Mobilização popular barrou a votação do projeto, mas ele segue vivo no Congresso, em GT que irá discuti-lo. Correlação de forças tende a beneficiar a bancada evangélica. Em paralelo, outras três tentativas de retrocesso de direitos das mulheres são apresentadas
Nas últimas semanas, a plataforma digital Criança Não é Mãe foi reativada para chamar atenção do Ministério Público e defender o direito de uma menina de 13 anos de Goiás. Após ser estuprada, ela procurou o serviço de aborto legal, mas foi inicialmente impedida de acessar seu direito pela justiça, com apoio da igreja e do próprio pai, que também é amigo do estuprador.

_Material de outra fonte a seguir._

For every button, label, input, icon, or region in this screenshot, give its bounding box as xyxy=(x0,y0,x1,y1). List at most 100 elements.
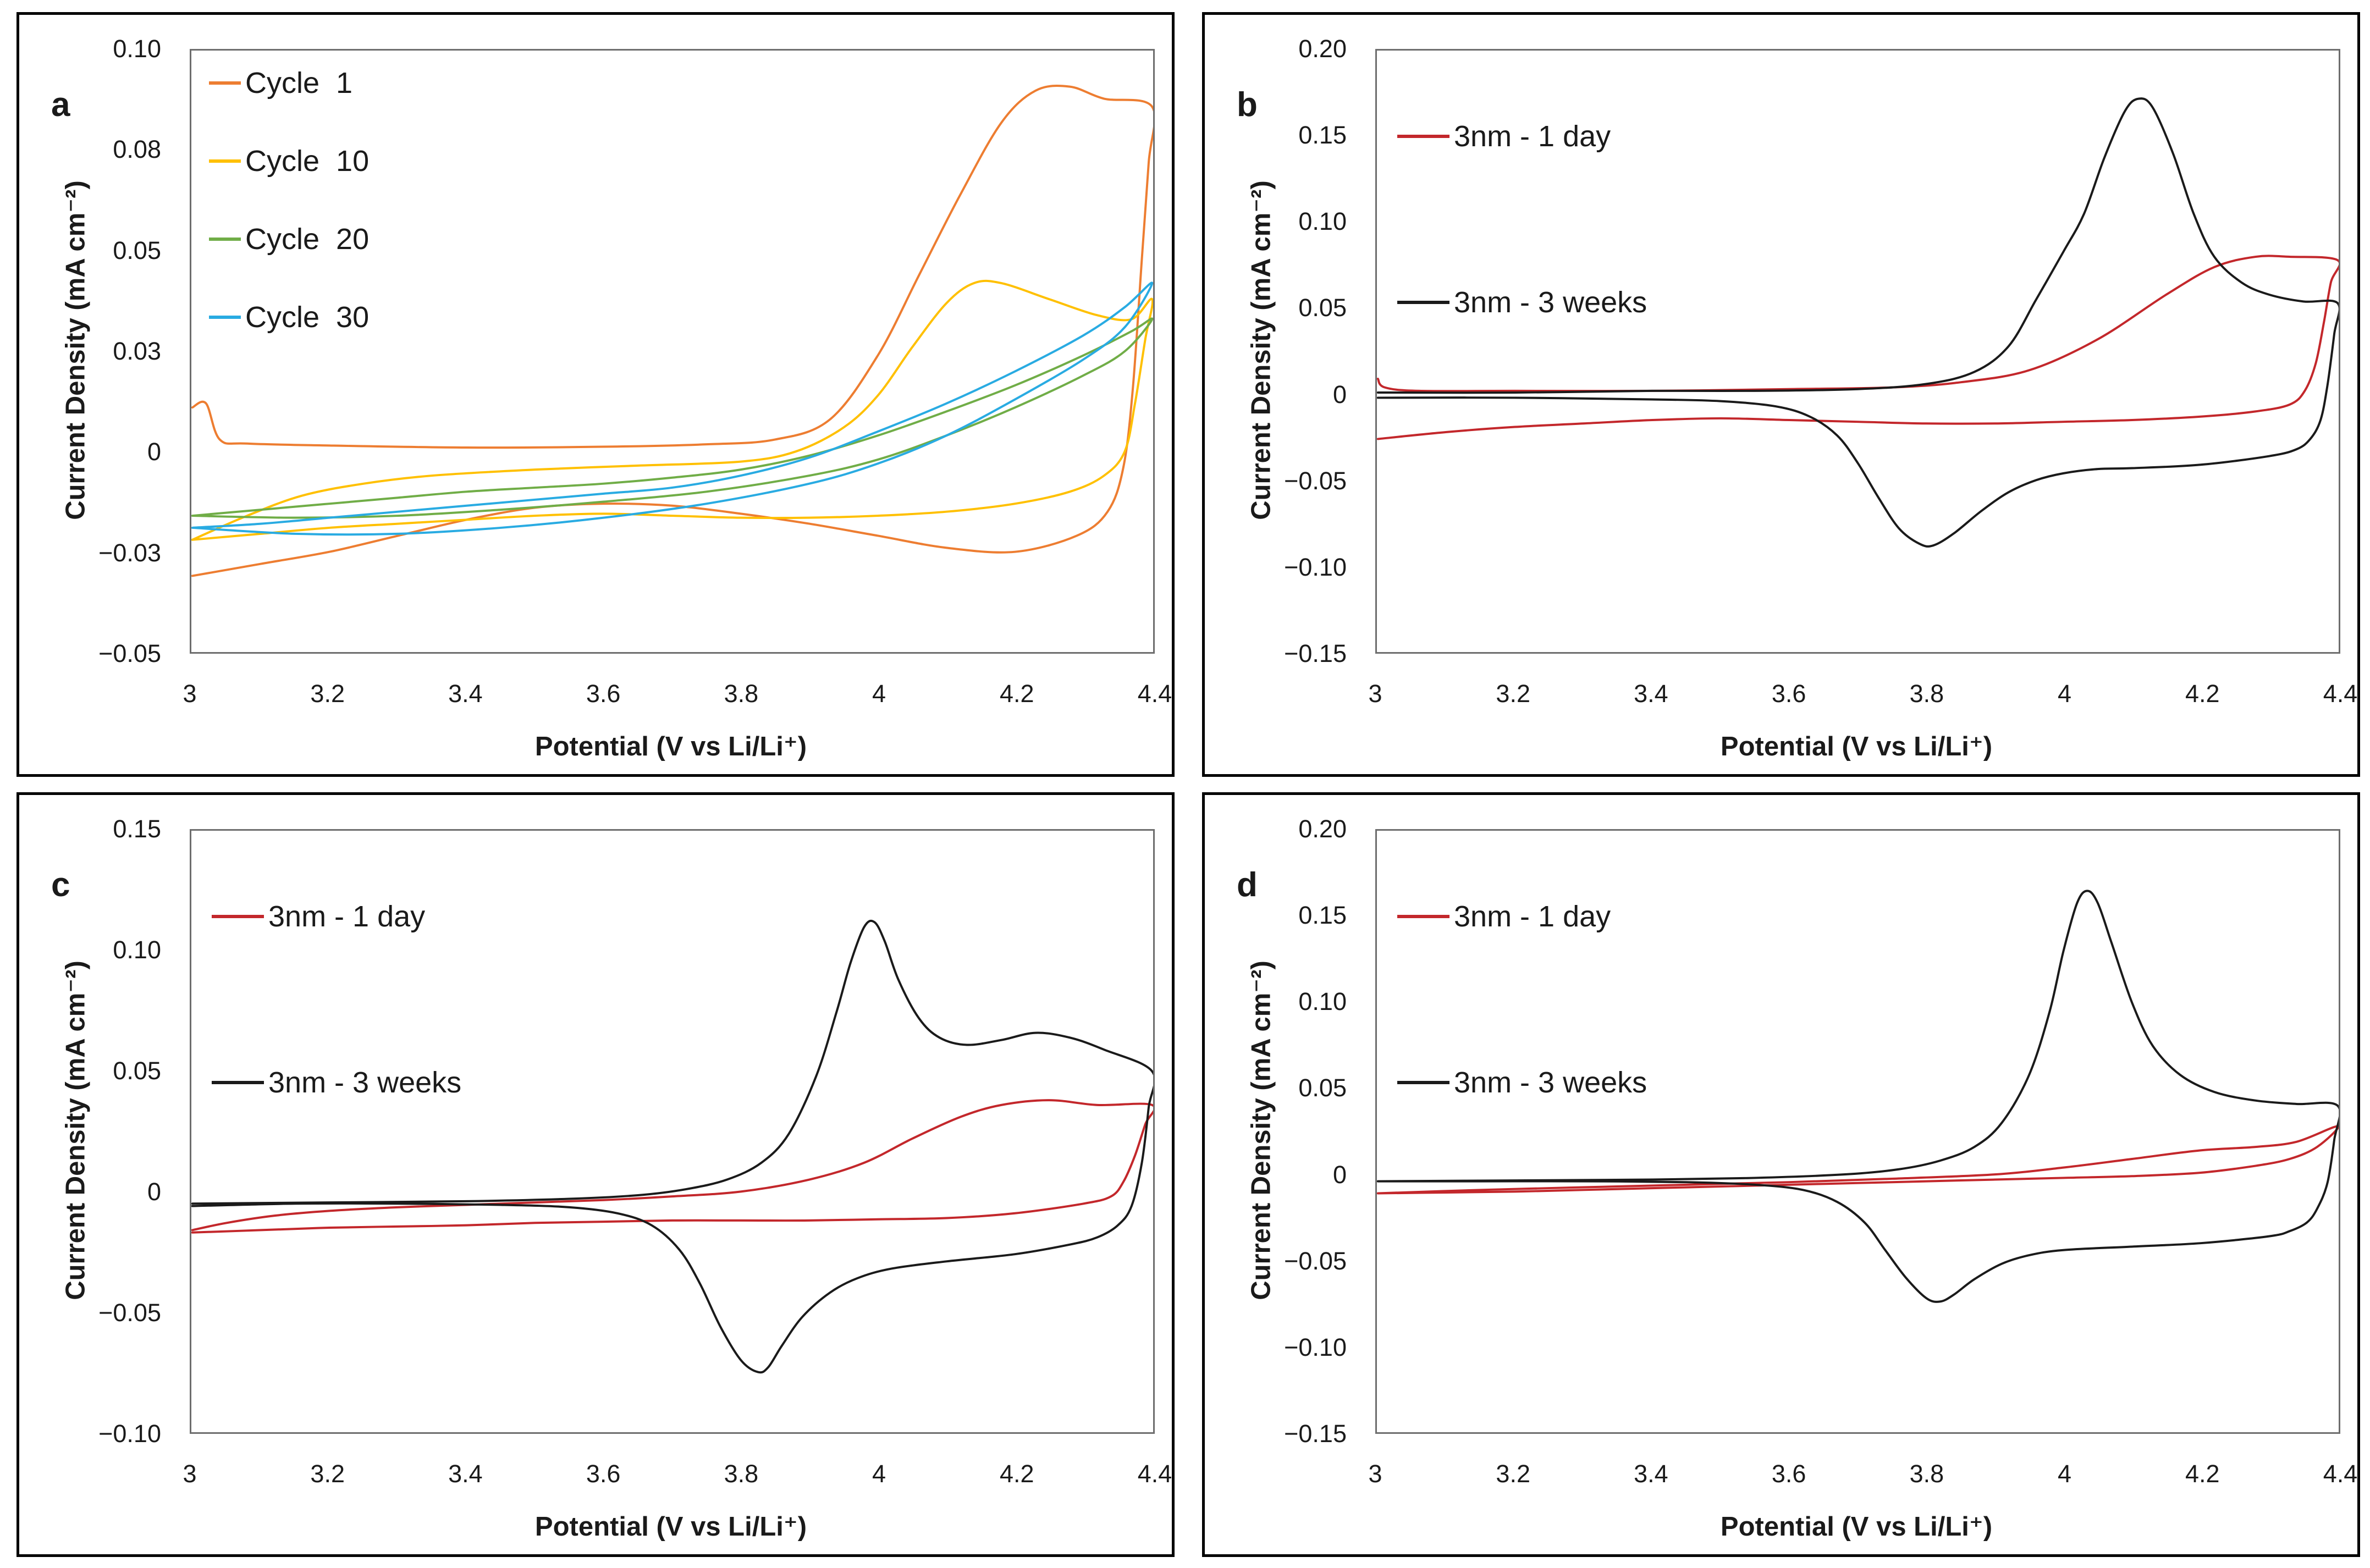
legend-label: 3nm - 3 weeks xyxy=(1454,1066,1647,1099)
y-tick-label: −0.15 xyxy=(1284,1420,1347,1448)
x-tick-label: 3 xyxy=(183,1460,197,1488)
y-tick-label: 0.10 xyxy=(113,936,161,964)
y-tick-label: 0.20 xyxy=(1298,35,1347,63)
legend-label: Cycle 20 xyxy=(245,223,370,256)
x-axis-title: Potential (V vs Li/Li⁺) xyxy=(1720,732,1993,761)
panel-b: b Current Density (mA cm⁻²) 0.20 0.15 0.10… xyxy=(1202,12,2360,777)
x-tick-label: 3.2 xyxy=(1496,1460,1530,1488)
legend-item: 3nm - 3 weeks xyxy=(1397,285,1647,319)
x-tick-label: 3.2 xyxy=(310,680,345,708)
y-tick-label: 0.20 xyxy=(1298,815,1347,843)
legend-label: Cycle 10 xyxy=(245,145,370,178)
y-tick-label: −0.05 xyxy=(98,1299,161,1327)
panel-label-a: a xyxy=(51,86,70,124)
cv-curve-3nm-1-day xyxy=(191,1099,1153,1234)
legend-item: 3nm - 3 weeks xyxy=(212,1065,461,1100)
x-axis-title: Potential (V vs Li/Li⁺) xyxy=(1720,1512,1993,1542)
legend-swatch-line xyxy=(209,159,241,163)
y-tick-label: 0.08 xyxy=(113,135,161,164)
x-tick-label: 3.6 xyxy=(586,1460,621,1488)
x-tick-label: 3.2 xyxy=(1496,680,1530,708)
y-axis-title: Current Density (mA cm⁻²) xyxy=(60,960,91,1300)
cv-curve-3nm-3-weeks xyxy=(1377,97,2339,548)
y-tick-label: 0.10 xyxy=(1298,207,1347,236)
legend-item: 3nm - 1 day xyxy=(1397,119,1611,153)
x-tick-label: 3.4 xyxy=(1634,680,1668,708)
legend-item: 3nm - 1 day xyxy=(212,899,425,934)
x-tick-label: 3.8 xyxy=(724,680,759,708)
y-tick-label: 0.15 xyxy=(113,815,161,843)
x-tick-label: 3.4 xyxy=(448,1460,483,1488)
panel-a: a Current Density (mA cm⁻²) 0.10 0.08 0.05… xyxy=(16,12,1175,777)
x-axis-title: Potential (V vs Li/Li⁺) xyxy=(534,732,807,761)
legend-swatch-line xyxy=(212,915,264,918)
y-tick-label: 0 xyxy=(1332,1160,1347,1189)
x-tick-label: 3 xyxy=(1368,680,1382,708)
legend-swatch-line xyxy=(1397,915,1449,918)
legend-swatch-line xyxy=(212,1081,264,1084)
panel-d: d Current Density (mA cm⁻²) 0.20 0.15 0.10… xyxy=(1202,792,2360,1557)
x-tick-label: 3 xyxy=(1368,1460,1382,1488)
legend-swatch-line xyxy=(1397,301,1449,304)
y-tick-label: −0.03 xyxy=(98,538,161,567)
x-tick-label: 3.6 xyxy=(1771,1460,1806,1488)
panel-label-b: b xyxy=(1237,86,1258,124)
x-tick-label: 4.4 xyxy=(2323,680,2358,708)
plot-area xyxy=(190,829,1155,1434)
legend-label: 3nm - 3 weeks xyxy=(268,1066,462,1099)
x-tick-label: 3.6 xyxy=(586,680,621,708)
x-tick-label: 3.8 xyxy=(724,1460,759,1488)
legend-swatch-line xyxy=(1397,135,1449,138)
x-tick-label: 4.4 xyxy=(1137,1460,1172,1488)
y-tick-label: 0.10 xyxy=(1298,987,1347,1016)
legend-swatch-line xyxy=(1397,1081,1449,1084)
cv-curve-cycle-1 xyxy=(191,85,1153,577)
y-tick-label: −0.15 xyxy=(1284,639,1347,667)
cv-curve-3nm-1-day xyxy=(1377,1125,2339,1195)
legend-item: Cycle 20 xyxy=(209,222,369,256)
y-tick-label: 0.10 xyxy=(113,35,161,63)
y-tick-label: −0.05 xyxy=(1284,1246,1347,1275)
legend-label: Cycle 30 xyxy=(245,301,370,334)
legend-item: 3nm - 1 day xyxy=(1397,899,1611,934)
legend-item: Cycle 1 xyxy=(209,66,352,100)
y-tick-label: 0.03 xyxy=(113,337,161,365)
y-tick-label: 0.05 xyxy=(1298,294,1347,322)
legend-label: Cycle 1 xyxy=(245,67,353,100)
x-tick-label: 3.2 xyxy=(310,1460,345,1488)
x-tick-label: 4.2 xyxy=(2185,1460,2220,1488)
legend-item: 3nm - 3 weeks xyxy=(1397,1065,1647,1100)
x-tick-label: 4.2 xyxy=(1000,680,1034,708)
y-tick-label: −0.05 xyxy=(98,639,161,667)
legend-item: Cycle 10 xyxy=(209,144,369,178)
x-axis-title: Potential (V vs Li/Li⁺) xyxy=(534,1512,807,1542)
y-tick-label: 0.05 xyxy=(1298,1074,1347,1102)
y-tick-label: 0.05 xyxy=(113,236,161,264)
y-tick-label: −0.10 xyxy=(1284,553,1347,581)
cv-curve-3nm-3-weeks xyxy=(191,919,1153,1374)
legend-label: 3nm - 1 day xyxy=(1454,900,1611,933)
panel-c: c Current Density (mA cm⁻²) 0.15 0.10 0.05… xyxy=(16,792,1175,1557)
x-tick-label: 4.2 xyxy=(1000,1460,1034,1488)
plot-area xyxy=(1375,49,2340,654)
panel-label-d: d xyxy=(1237,866,1258,904)
legend-label: 3nm - 3 weeks xyxy=(1454,286,1647,319)
x-tick-label: 4.4 xyxy=(1137,680,1172,708)
y-tick-label: −0.05 xyxy=(1284,466,1347,495)
x-tick-label: 4.2 xyxy=(2185,680,2220,708)
y-tick-label: 0 xyxy=(147,1178,161,1206)
cv-curve-cycle-10 xyxy=(191,279,1153,541)
x-tick-label: 4 xyxy=(872,1460,886,1488)
x-tick-label: 4 xyxy=(2058,1460,2072,1488)
plot-area xyxy=(190,49,1155,654)
cv-curve-cycle-20 xyxy=(191,317,1153,519)
x-tick-label: 4.4 xyxy=(2323,1460,2358,1488)
cv-curve-cycle-30 xyxy=(191,281,1153,536)
x-tick-label: 3.4 xyxy=(448,680,483,708)
x-tick-label: 3.4 xyxy=(1634,1460,1668,1488)
y-tick-label: 0.15 xyxy=(1298,121,1347,150)
x-tick-label: 3 xyxy=(183,680,197,708)
y-tick-label: 0 xyxy=(1332,380,1347,408)
y-tick-label: −0.10 xyxy=(1284,1333,1347,1361)
y-tick-label: 0 xyxy=(147,438,161,466)
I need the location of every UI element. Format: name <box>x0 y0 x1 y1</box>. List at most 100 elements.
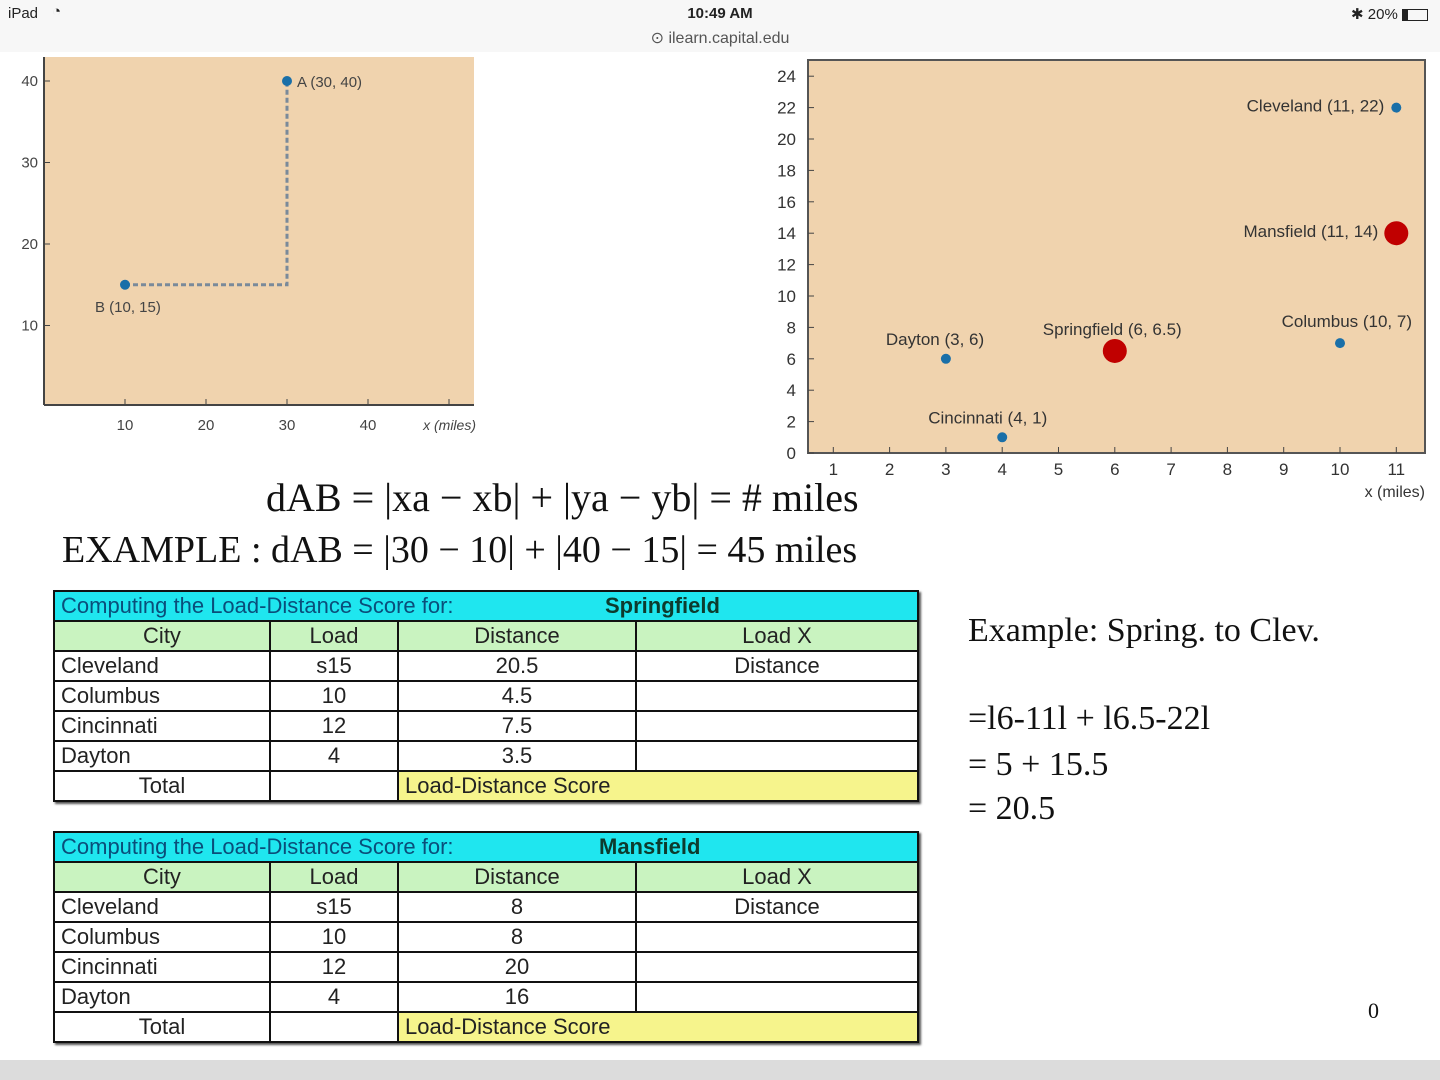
score-cell: Load-Distance Score <box>397 770 919 802</box>
battery-indicator: ✱ 20% <box>1351 5 1428 23</box>
bluetooth-icon: ✱ <box>1351 6 1368 23</box>
url-bar[interactable]: ⊙ ilearn.capital.edu <box>0 28 1440 48</box>
table-cell: Distance <box>635 891 919 923</box>
column-header: Load X <box>635 861 919 893</box>
table-row: Columbus 10 4.5 <box>53 680 919 712</box>
table-header-row: City Load Distance Load X <box>53 861 919 893</box>
table-cell <box>635 740 919 772</box>
x-tick-label: 5 <box>1054 460 1063 479</box>
formula-general: dAB = |xa − xb| + |ya − yb| = # miles <box>266 475 859 520</box>
site-marker <box>1102 338 1127 363</box>
battery-icon <box>1402 9 1428 22</box>
table-cell: 8 <box>397 891 637 923</box>
x-tick-label: 9 <box>1279 460 1288 479</box>
column-header: Load <box>269 620 399 652</box>
table-row: Cincinnati 12 7.5 <box>53 710 919 742</box>
y-tick-label: 24 <box>777 67 796 86</box>
table-cell: 7.5 <box>397 710 637 742</box>
x-tick-label: 4 <box>997 460 1006 479</box>
column-header: Load <box>269 861 399 893</box>
rectilinear-path <box>125 81 289 287</box>
x-tick-label: 11 <box>1387 460 1405 479</box>
device-label: iPad <box>8 5 39 22</box>
table-cell: Columbus <box>53 680 271 712</box>
table-cell: Cincinnati <box>53 951 271 983</box>
column-header: City <box>53 620 271 652</box>
point-label: Mansfield (11, 14) <box>1243 222 1378 241</box>
table-cell: Columbus <box>53 921 271 953</box>
x-tick-label: 30 <box>279 417 296 434</box>
table-cell: Cleveland <box>53 650 271 682</box>
plot-area <box>44 57 474 405</box>
table-row: Cleveland s15 20.5 Distance <box>53 650 919 682</box>
point-label: Cincinnati (4, 1) <box>928 408 1047 427</box>
lock-icon: ⊙ <box>650 30 669 47</box>
chart-rectilinear-distance: 10 20 30 40 10 20 30 40 x (miles) A (30, 40) B (10… <box>21 57 476 434</box>
y-tick-label: 12 <box>777 256 796 275</box>
y-tick-label: 0 <box>787 444 796 463</box>
table-cell: 8 <box>397 921 637 953</box>
total-row: Total Load-Distance Score <box>53 770 919 802</box>
table-header-row: City Load Distance Load X <box>53 620 919 652</box>
table-cell: Distance <box>635 650 919 682</box>
total-label: Total <box>53 1011 271 1043</box>
table-cell: Cleveland <box>53 891 271 923</box>
x-tick-label: 20 <box>198 417 215 434</box>
table-cell: 10 <box>269 680 399 712</box>
point-label: Springfield (6, 6.5) <box>1043 320 1182 339</box>
table-cell: Dayton <box>53 981 271 1013</box>
y-tick-label: 6 <box>787 350 796 369</box>
mansfield-table: Computing the Load-Distance Score for: Ma… <box>53 831 919 1043</box>
table-cell <box>635 710 919 742</box>
x-axis-label: x (miles) <box>1365 484 1425 501</box>
wifi-icon: ◔ <box>52 3 62 20</box>
plot-area <box>807 59 1426 454</box>
point-b <box>120 279 130 290</box>
city-marker <box>1391 102 1402 113</box>
table-cell: Cincinnati <box>53 710 271 742</box>
table-cell: s15 <box>269 650 399 682</box>
table-cell: s15 <box>269 891 399 923</box>
springfield-table: Computing the Load-Distance Score for: Sp… <box>53 590 919 802</box>
y-tick-label: 16 <box>777 193 796 212</box>
formula-example: EXAMPLE : dAB = |30 − 10| + |40 − 15| = … <box>62 529 858 571</box>
table-cell: 10 <box>269 921 399 953</box>
status-bar: iPad ◔ 10:49 AM ⊙ ilearn.capital.edu ✱ 2… <box>0 0 1440 52</box>
example-note-title: Example: Spring. to Clev. <box>968 612 1320 649</box>
table-cell <box>635 921 919 953</box>
url-text: ilearn.capital.edu <box>668 30 790 47</box>
table-title: Computing the Load-Distance Score for: <box>61 834 454 859</box>
y-tick-label: 20 <box>21 236 38 253</box>
table-title: Computing the Load-Distance Score for: <box>61 593 454 618</box>
y-tick-label: 20 <box>777 130 796 149</box>
x-tick-label: 10 <box>1331 460 1350 479</box>
y-tick-label: 18 <box>777 161 796 180</box>
battery-text: 20% <box>1367 6 1398 23</box>
site-name: Mansfield <box>599 834 701 859</box>
x-tick-label: 40 <box>360 417 377 434</box>
x-axis-label: x (miles) <box>422 417 476 433</box>
point-b-label: B (10, 15) <box>95 299 161 316</box>
y-tick-label: 22 <box>777 99 796 118</box>
point-label: Cleveland (11, 22) <box>1247 97 1385 116</box>
column-header: City <box>53 861 271 893</box>
table-cell: Dayton <box>53 740 271 772</box>
city-marker <box>940 353 951 364</box>
example-note-line: = 20.5 <box>968 790 1056 827</box>
site-marker <box>1384 221 1409 246</box>
table-row: Cincinnati 12 20 <box>53 951 919 983</box>
score-cell: Load-Distance Score <box>397 1011 919 1043</box>
table-cell: 16 <box>397 981 637 1013</box>
table-cell: 4 <box>269 740 399 772</box>
page-number: 0 <box>1368 998 1379 1023</box>
table-cell <box>635 981 919 1013</box>
table-cell: 20.5 <box>397 650 637 682</box>
x-tick-label: 3 <box>941 460 950 479</box>
y-tick-label: 40 <box>21 73 38 90</box>
table-row: Dayton 4 3.5 <box>53 740 919 772</box>
city-marker <box>997 432 1008 443</box>
table-row: Cleveland s15 8 Distance <box>53 891 919 923</box>
x-tick-label: 7 <box>1166 460 1175 479</box>
y-tick-label: 14 <box>777 224 796 243</box>
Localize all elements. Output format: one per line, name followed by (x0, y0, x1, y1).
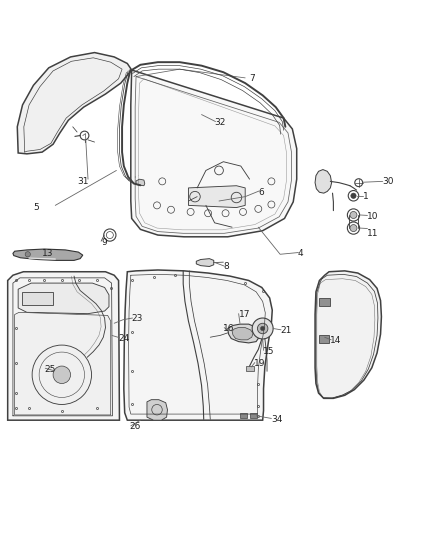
Polygon shape (17, 53, 132, 154)
Circle shape (252, 318, 273, 339)
Text: 15: 15 (263, 346, 274, 356)
Circle shape (25, 252, 30, 257)
Text: 19: 19 (254, 359, 265, 368)
Text: 24: 24 (119, 334, 130, 343)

O caso é o mais significativo depois da aprovação da urgência do chamado PL do Estupro (Projeto de Lei 1904/2024) na Câmara Federal. O projeto ganhou a opinião pública por propor a equiparação do aborto acima de 22 semanas ao crime de homicídio. Crianças e adolescentes são as principais vítimas dessa proposta, uma vez que normalmente descobrem a gravidez após esse período gestacional. As dificuldades encontradas pela menina de Goiás foram denunciadas por movimentos de mulheres e feministas, que saíram em defesa do direito dessa criança, seguindo a mobilização que conseguiu enfraquecer o PL do Estupro. Felizmente, no último dia 25 de julho, o Supremo Tribunal de Justiça autorizou o procedimento. Esse é o contexto no qual o segundo semestre parlamentar se inicia. O que esperar em termos da negociação dos nossos direitos diante das eleições municipais e das presidências na Câmara e no Senado?
Memória que não deve ser jamais esquecida
A ideia de criminalizar uma menina vítima de estupro que optasse por um aborto legal, que foi a base do PL 1904/24, despertou repulsa na população, em jornalistas, profissionais da saúde, da segurança pública e assistência social, religiosas/os, militantes na defesa dos direitos das crianças e adolescentes, entre outros. Os movimentos e organizações feministas tiveram papel primordial para evitar a violação de direitos e o retrocesso na legislação ao denunciar e promover articulações de forma capilarizada nos territórios e em diferentes segmentos da sociedade. Diante do constrangimento gerado a partir da mobilização nas redes e das ruas, o presidente da Câmara dos Deputados, Arthur Lira (PP/AL), um dos principais alvos da revolta, anunciou em coletiva de imprensa junto ao colégio de líderes, no último dia 18 de junho, que criará uma comissão representativa para discutir sobre o projeto. E a quem interessa um grupo de trabalho para discutir um projeto que não tem salvação? Podemos dizer que esse anúncio faz parte da prestação de contas de Lira à bancada evangélica em seu final de mandato como presidente da Casa.
O fato de o projeto ter ido direto a Plenário, em menos de um mês após sua apresentação, sem ter passado por nenhuma comissão para que fosse debatido, com base na sua infundada justificativa de urgência, foi alvo de críticas que denunciaram a ameaça democrática dentro dos trâmites do legislativo. Isso sem falar do fato de o presidente da Câmara não ter anunciado nem ter colocado no painel a votação do requerimento de urgência no dia de sua aprovação. Portanto, a necessidade de debate sobre o projeto a partir do marco democrático passou a ser a narrativa que Lira, sentindo-se pressionado, trouxe para sinalizar um suposto freio ao avanço do projeto neste primeiro semestre. No entanto, a comissão anunciada não tira a ameaça ao direito das mulheres, das meninas e das pessoas que gestam, já que o projeto pode ser votado a qualquer momento em Plenário, tendo em vista que a urgência foi aprovada.